Yes, I know that, but the real point is where is the optimal throttle setting for efficient acceleration. It ain't idle, and as you have pointed out, it ain't full welly either.

But a mouse foot may be just as bad. That's the point.

If what the engine is optimised for is top gear cruise at 56mph, thats medium revs and maybe 1/3rd throttle.

Possibly that's where we should be accelerating?

I've been dong research. Its fascinating. some facts seem to be well agreed.

1/. Full throttle is not efficient.It tends to cause over rich mixture. 2/. Max RPM is inefficient. It wastes power in engine friction. 3/. On other than racing engines, peak torque is arrived at at lower than max revs. This is generally true even with a turbo, as the sort of breathing or boosting that will make an engine develop peak torque at peak RPM is totally intractable in a road car.
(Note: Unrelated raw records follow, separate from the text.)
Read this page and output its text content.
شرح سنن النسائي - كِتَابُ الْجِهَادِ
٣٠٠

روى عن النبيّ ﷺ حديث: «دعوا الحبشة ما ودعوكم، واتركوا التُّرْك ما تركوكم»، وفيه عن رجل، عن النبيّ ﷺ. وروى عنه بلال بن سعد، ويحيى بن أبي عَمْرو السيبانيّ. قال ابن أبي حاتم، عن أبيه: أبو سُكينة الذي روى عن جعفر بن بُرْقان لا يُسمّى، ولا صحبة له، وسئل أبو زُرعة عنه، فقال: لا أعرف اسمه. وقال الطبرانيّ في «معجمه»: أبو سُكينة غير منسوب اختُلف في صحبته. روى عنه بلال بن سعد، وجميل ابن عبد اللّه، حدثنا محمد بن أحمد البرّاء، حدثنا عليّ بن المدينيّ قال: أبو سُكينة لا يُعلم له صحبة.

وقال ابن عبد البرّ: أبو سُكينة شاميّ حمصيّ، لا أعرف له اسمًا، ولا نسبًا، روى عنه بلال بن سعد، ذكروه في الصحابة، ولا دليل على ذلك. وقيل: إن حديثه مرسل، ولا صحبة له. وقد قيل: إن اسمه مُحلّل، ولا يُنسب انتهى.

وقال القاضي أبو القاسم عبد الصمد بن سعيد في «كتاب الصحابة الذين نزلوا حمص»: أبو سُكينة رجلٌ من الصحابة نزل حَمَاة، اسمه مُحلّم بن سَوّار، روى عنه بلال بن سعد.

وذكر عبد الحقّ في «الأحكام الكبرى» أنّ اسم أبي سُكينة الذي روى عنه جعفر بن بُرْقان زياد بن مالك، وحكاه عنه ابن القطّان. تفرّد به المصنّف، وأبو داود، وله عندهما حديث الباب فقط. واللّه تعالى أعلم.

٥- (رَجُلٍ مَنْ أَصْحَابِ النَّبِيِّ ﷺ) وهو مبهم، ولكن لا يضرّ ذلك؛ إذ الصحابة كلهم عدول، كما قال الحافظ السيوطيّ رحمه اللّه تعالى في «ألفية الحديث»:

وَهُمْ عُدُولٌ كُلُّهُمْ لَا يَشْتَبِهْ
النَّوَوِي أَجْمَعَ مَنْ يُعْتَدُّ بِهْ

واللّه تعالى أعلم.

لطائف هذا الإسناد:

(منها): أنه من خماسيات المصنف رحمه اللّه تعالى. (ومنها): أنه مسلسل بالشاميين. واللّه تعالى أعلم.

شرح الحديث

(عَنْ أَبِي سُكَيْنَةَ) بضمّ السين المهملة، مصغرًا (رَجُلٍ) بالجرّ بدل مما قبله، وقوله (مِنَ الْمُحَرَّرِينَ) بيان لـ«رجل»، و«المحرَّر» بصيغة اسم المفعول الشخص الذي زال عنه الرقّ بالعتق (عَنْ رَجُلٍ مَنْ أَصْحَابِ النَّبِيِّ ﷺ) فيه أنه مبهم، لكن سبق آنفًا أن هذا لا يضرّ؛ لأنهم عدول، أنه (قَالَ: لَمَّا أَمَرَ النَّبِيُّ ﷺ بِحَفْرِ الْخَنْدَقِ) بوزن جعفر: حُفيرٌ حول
So that definitely means we want to not use full throttle or max RPM when accelerating..

Down at the bottom end, it seems to be the case that wide throttle on a very low RPM is not efficient either.

Surprisingly, this area of car engine performance seems ill understood by almost all the sources I can find. Or its simply ignored.

Interestingly, one poster on a US group said that sub 50mh, he needed to drop a gear to get his mpg back. Thats just cruising along.

I can't be sure, but I get the distinct impression that medium light throttle and medium revs works best on my petrol machine, and in fact the turbodiesel as well.